If you are an executive or senior manager of a business, then there is a reasonable chance that the income you receive from your work comes in payments that are a bit more complex that just X dollars per hour or Y dollars per year. You may receive a combination of salary, commissions, bonuses or other payments that are, when taken together, structured to represent your true compensation. This can potentially create challenges, however, if you go through a divorce. The precision of your marital settlement agreement may make huge differences in matters like alimony, as the exact definitions used may alter how much you are legally obliged to pay. When it comes to negotiating or enforcing a marital settlement agreement as a corporate officer or manager, be sure to look to a South Florida family law attorney experienced in handling scenarios like yours.
Take, for example, the case of D.W. and his wife H.W. The husband was a corporate executive and he was “subject to different compensation programs.” At various times, he received a base salary, income deferrals, and the opportunity to receive performance-based bonuses.

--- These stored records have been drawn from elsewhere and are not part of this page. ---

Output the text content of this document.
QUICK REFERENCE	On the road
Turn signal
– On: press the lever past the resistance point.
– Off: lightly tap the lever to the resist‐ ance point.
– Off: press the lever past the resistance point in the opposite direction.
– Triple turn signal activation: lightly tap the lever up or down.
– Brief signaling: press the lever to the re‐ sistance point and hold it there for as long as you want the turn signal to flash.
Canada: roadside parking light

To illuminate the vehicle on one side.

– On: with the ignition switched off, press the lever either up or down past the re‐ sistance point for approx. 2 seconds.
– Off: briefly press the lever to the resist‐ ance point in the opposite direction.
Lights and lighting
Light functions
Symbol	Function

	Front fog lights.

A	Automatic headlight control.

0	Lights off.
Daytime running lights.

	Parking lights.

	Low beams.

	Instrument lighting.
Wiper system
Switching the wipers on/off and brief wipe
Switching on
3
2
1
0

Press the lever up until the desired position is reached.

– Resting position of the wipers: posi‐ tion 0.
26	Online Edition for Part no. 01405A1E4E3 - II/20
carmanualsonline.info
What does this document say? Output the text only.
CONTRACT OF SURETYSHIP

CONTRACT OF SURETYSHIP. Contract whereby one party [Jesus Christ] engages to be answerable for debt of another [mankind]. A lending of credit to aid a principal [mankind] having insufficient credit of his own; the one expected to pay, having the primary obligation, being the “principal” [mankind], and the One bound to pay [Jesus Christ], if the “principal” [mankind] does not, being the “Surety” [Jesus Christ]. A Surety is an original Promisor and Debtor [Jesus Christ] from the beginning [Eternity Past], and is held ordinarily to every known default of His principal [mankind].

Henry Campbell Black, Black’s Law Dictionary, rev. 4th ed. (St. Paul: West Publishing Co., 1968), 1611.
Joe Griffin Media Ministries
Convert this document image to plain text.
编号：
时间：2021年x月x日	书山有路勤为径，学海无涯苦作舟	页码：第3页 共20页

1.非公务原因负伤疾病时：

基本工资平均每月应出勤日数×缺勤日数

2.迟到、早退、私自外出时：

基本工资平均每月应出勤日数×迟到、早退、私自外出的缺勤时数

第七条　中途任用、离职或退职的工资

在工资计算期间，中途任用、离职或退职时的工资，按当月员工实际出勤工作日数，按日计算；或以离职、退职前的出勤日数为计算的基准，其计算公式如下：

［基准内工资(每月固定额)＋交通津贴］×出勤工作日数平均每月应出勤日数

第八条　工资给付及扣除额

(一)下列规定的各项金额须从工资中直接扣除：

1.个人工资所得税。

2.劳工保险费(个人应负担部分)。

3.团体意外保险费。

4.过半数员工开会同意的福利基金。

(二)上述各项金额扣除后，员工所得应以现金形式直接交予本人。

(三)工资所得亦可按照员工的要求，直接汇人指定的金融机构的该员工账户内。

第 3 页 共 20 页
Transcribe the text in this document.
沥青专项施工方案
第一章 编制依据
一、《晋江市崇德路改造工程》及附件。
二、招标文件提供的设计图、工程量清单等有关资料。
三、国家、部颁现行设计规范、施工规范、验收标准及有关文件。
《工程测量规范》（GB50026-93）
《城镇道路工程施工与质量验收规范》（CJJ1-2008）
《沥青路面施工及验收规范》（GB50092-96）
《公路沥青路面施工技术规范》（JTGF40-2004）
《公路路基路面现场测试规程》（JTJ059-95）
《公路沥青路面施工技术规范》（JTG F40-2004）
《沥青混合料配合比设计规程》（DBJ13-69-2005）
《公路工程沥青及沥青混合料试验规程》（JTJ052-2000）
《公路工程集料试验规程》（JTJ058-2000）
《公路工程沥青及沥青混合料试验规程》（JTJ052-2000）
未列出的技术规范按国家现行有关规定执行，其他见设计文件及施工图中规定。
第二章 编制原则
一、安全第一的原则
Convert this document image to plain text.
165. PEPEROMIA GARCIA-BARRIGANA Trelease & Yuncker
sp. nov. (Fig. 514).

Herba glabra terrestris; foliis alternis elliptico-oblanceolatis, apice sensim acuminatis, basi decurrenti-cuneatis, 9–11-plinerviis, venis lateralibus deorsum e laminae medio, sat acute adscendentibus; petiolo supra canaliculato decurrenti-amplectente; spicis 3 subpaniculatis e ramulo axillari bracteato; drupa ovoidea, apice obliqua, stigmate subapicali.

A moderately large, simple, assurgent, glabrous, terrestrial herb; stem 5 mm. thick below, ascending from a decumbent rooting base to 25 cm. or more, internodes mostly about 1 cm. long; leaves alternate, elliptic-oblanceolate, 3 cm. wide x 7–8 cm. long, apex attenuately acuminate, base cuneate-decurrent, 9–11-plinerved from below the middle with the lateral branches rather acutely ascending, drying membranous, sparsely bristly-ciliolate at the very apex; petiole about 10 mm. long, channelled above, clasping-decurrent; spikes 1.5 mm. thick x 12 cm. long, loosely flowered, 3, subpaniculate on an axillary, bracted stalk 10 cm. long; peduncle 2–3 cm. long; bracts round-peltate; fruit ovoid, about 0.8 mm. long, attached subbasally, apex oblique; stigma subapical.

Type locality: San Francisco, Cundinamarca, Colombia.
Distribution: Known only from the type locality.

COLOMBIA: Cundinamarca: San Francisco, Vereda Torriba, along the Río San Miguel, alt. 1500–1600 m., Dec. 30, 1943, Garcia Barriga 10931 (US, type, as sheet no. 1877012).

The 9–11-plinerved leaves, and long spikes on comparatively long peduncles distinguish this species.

When D.W. and his wife divorced, they entered into a marital settlement agreement that resolved, among other things, alimony. The agreement stated that the husband owed the wife alimony in the amount of 30% of the husband’s gross income. The contract defined gross income as “periodic income that Husband receives as a direct result of his employment efforts, before considering any deferrals and tax affected retirement savings husband may elect to have deducted from his pay.”